Mini Review: Moriarty the Patriot (Volume #1) by Ryosuke Takeuchi

Rating: 9/10


The untold story of Sherlock Holmes’ greatest rival, Moriarty!

Before he was Sherlock’s rival, Moriarty fought against the unfair class caste system in London by making sure corrupt nobility got their comeuppance. But even the best-intentioned plans can spin out of control—will Moriarty’s dream of a more just and equal world turn him into a hero…or a monster?


“No matter how much time passes…no matter where we go, it’s always the same. Hell is empty…and all the devils are here.”

Utterly brilliant.
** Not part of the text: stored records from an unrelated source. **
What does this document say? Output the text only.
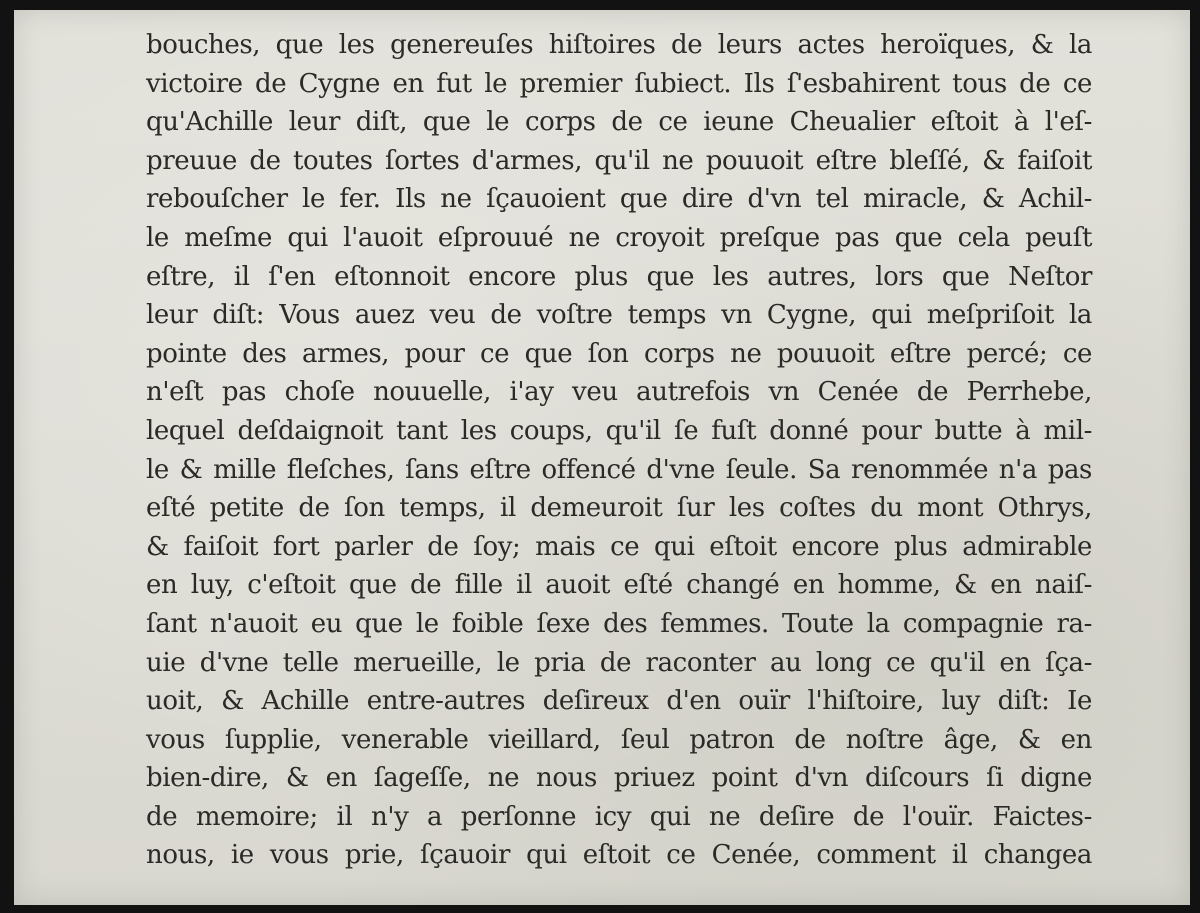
bouches, que les genereuſes hiſtoires de leurs actes heroïques, & la
victoire de Cygne en fut le premier ſubiect. Ils ſ'esbahirent tous de ce
qu'Achille leur diſt, que le corps de ce ieune Cheualier eſtoit à l'eſ-
preuue de toutes ſortes d'armes, qu'il ne pouuoit eſtre bleſſé, & faiſoit
rebouſcher le fer. Ils ne ſçauoient que dire d'vn tel miracle, & Achil-
le meſme qui l'auoit eſprouué ne croyoit preſque pas que cela peuſt
eſtre, il ſ'en eſtonnoit encore plus que les autres, lors que Neſtor
leur diſt: Vous auez veu de voſtre temps vn Cygne, qui meſpriſoit la
pointe des armes, pour ce que ſon corps ne pouuoit eſtre percé; ce
n'eſt pas choſe nouuelle, i'ay veu autrefois vn Cenée de Perrhebe,
lequel deſdaignoit tant les coups, qu'il ſe fuſt donné pour butte à mil-
le & mille fleſches, ſans eſtre offencé d'vne ſeule. Sa renommée n'a pas
eſté petite de ſon temps, il demeuroit ſur les coſtes du mont Othrys,
& faiſoit fort parler de ſoy; mais ce qui eſtoit encore plus admirable
en luy, c'eſtoit que de fille il auoit eſté changé en homme, & en naiſ-
ſant n'auoit eu que le foible ſexe des femmes. Toute la compagnie ra-
uie d'vne telle merueille, le pria de raconter au long ce qu'il en ſça-
uoit, & Achille entre-autres deſireux d'en ouïr l'hiſtoire, luy diſt: Ie
vous ſupplie, venerable vieillard, ſeul patron de noſtre âge, & en
bien-dire, & en ſageſſe, ne nous priuez point d'vn diſcours ſi digne
de memoire; il n'y a perſonne icy qui ne deſire de l'ouïr. Faictes-
nous, ie vous prie, ſçauoir qui eſtoit ce Cenée, comment il changea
I absolutely loved this reimagining of Moriarty, Sherlock Holmes’ greatest nemesis from the classic works by Sir Arthur Conan Doyle.
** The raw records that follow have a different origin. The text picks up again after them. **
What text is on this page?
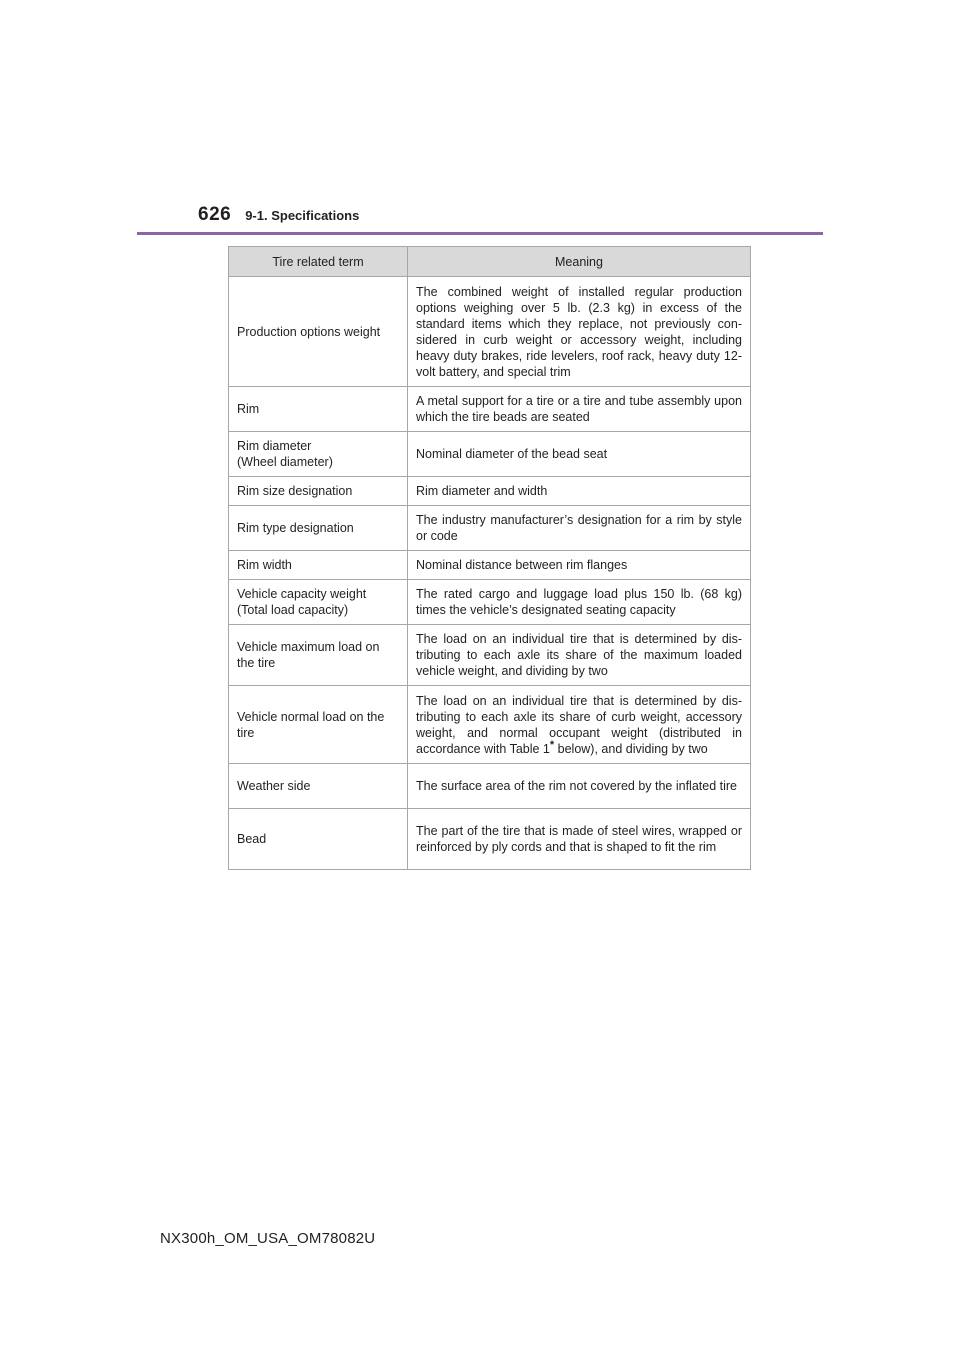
626 9-1. Specifications
Tire related term	Meaning

Production options weight	The combined weight of installed regular production options weighing over 5 lb. (2.3 kg) in excess of the standard items which they replace, not previously con-sidered in curb weight or accessory weight, including heavy duty brakes, ride levelers, roof rack, heavy duty 12-volt battery, and special trim

Rim	A metal support for a tire or a tire and tube assembly upon which the tire beads are seated

Rim diameter
(Wheel diameter)	Nominal diameter of the bead seat

Rim size designation	Rim diameter and width

Rim type designation	The industry manufacturer’s designation for a rim by style or code

Rim width	Nominal distance between rim flanges

Vehicle capacity weight
(Total load capacity)	The rated cargo and luggage load plus 150 lb. (68 kg) times the vehicle’s designated seating capacity

Vehicle maximum load on the tire	The load on an individual tire that is determined by dis-tributing to each axle its share of the maximum loaded vehicle weight, and dividing by two

Vehicle normal load on the tire	The load on an individual tire that is determined by dis-tributing to each axle its share of curb weight, accessory weight, and normal occupant weight (distributed in accordance with Table 1* below), and dividing by two

Weather side	The surface area of the rim not covered by the inflated tire

Bead	The part of the tire that is made of steel wires, wrapped or reinforced by ply cords and that is shaped to fit the rim
NX300h_OM_USA_OM78082U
First of all, the artwork is incredible. Hikaru Myoshi does an amazing job of bringing every character, setting, and detail of the world to life. The expressions on the characters faces were often subtle yet able to convey a depth of emotion that was impressive. The artwork practically leapt off the page in this one.

I was also impressed by how easy it was to connect with these characters. This volume starts out with an origin story for James Moriarty and his brother and proceeds from there. I was immediately sympathetic towards them from the very first scene. With the combination of the plot and dialogue by Takeuchi and the art by Myoshi, a story is told that I did not expect. Although I did not agree with some of their actions I could fully understand where they were coming from as the plot progressed. It’s a rare thing for me to have an author get me to empathize with the villian, but Takeuchi did just that. Honestly, I really like the Moriarty’s and that is the biggest part of what makes this book great.
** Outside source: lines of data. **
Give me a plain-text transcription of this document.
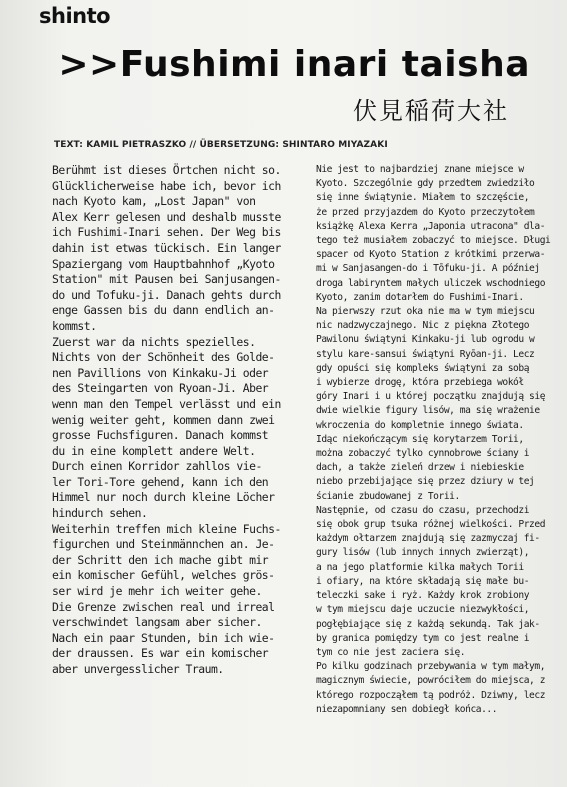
shinto
>>Fushimi inari taisha
伏見稲荷大社
TEXT: KAMIL PIETRASZKO // ÜBERSETZUNG: SHINTARO MIYAZAKI
Berühmt ist dieses Örtchen nicht so.
Glücklicherweise habe ich, bevor ich
nach Kyoto kam, „Lost Japan" von
Alex Kerr gelesen und deshalb musste
ich Fushimi-Inari sehen. Der Weg bis
dahin ist etwas tückisch. Ein langer
Spaziergang vom Hauptbahnhof „Kyoto
Station" mit Pausen bei Sanjusangen-
do und Tofuku-ji. Danach gehts durch
enge Gassen bis du dann endlich an-
kommst.
Zuerst war da nichts spezielles.
Nichts von der Schönheit des Golde-
nen Pavillions von Kinkaku-Ji oder
des Steingarten von Ryoan-Ji. Aber
wenn man den Tempel verlässt und ein
wenig weiter geht, kommen dann zwei
grosse Fuchsfiguren. Danach kommst
du in eine komplett andere Welt.
Durch einen Korridor zahllos vie-
ler Tori-Tore gehend, kann ich den
Himmel nur noch durch kleine Löcher
hindurch sehen.
Weiterhin treffen mich kleine Fuchs-
figurchen und Steinmännchen an. Je-
der Schritt den ich mache gibt mir
ein komischer Gefühl, welches grös-
ser wird je mehr ich weiter gehe.
Die Grenze zwischen real und irreal
verschwindet langsam aber sicher.
Nach ein paar Stunden, bin ich wie-
der draussen. Es war ein komischer
aber unvergesslicher Traum.
Nie jest to najbardziej znane miejsce w
Kyoto. Szczególnie gdy przedtem zwiedziło
się inne świątynie. Miałem to szczęście,
że przed przyjazdem do Kyoto przeczytołem
książkę Alexa Kerra „Japonia utracona" dla-
tego też musiałem zobaczyć to miejsce. Długi
spacer od Kyoto Station z krótkimi przerwa-
mi w Sanjasangen-do i Tōfuku-ji. A później
droga labiryntem małych uliczek wschodniego
Kyoto, zanim dotarłem do Fushimi-Inari.
Na pierwszy rzut oka nie ma w tym miejscu
nic nadzwyczajnego. Nic z piękna Złotego
Pawilonu świątyni Kinkaku-ji lub ogrodu w
stylu kare-sansui świątyni Ryōan-ji. Lecz
gdy opuści się kompleks świątyni za sobą
i wybierze drogę, która przebiega wokół
góry Inari i u której początku znajdują się
dwie wielkie figury lisów, ma się wrażenie
wkroczenia do kompletnie innego świata.
Idąc niekończącym się korytarzem Torii,
można zobaczyć tylko cynnobrowe ściany i
dach, a także zieleń drzew i niebieskie
niebo przebijające się przez dziury w tej
ścianie zbudowanej z Torii.
Następnie, od czasu do czasu, przechodzi
się obok grup tsuka różnej wielkości. Przed
każdym ołtarzem znajdują się zazmyczaj fi-
gury lisów (lub innych innych zwierząt),
a na jego platformie kilka małych Torii
i ofiary, na które składają się małe bu-
teleczki sake i ryż. Każdy krok zrobiony
w tym miejscu daje uczucie niezwykłości,
pogłębiające się z każdą sekundą. Tak jak-
by granica pomiędzy tym co jest realne i
tym co nie jest zaciera się.
Po kilku godzinach przebywania w tym małym,
magicznym świecie, powróciłem do miejsca, z
którego rozpocząłem tą podróż. Dziwny, lecz
niezapomniany sen dobiegł końca...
The plot was tight and focused, almost a little too focused at times which is the only reason I did not give this a 10/10. It could have done with a bit more explanation in dialogue, narration, or just plain having more scenes in the story. The resolutions at the end of chapters 2 and 3 felt just a bit rushed, but overall it was a job well done and I ended this volume with a sense of satisfaction.

If you are a fan of Sherlock Holmes’ stories or even just a fan of manga I recommend you check out this story of Moriarty. It was so cool to see through his eyes and relate to him in such a deep way as he searches to rid the world of class-based injustices and does his best to bring about equal treatment for all.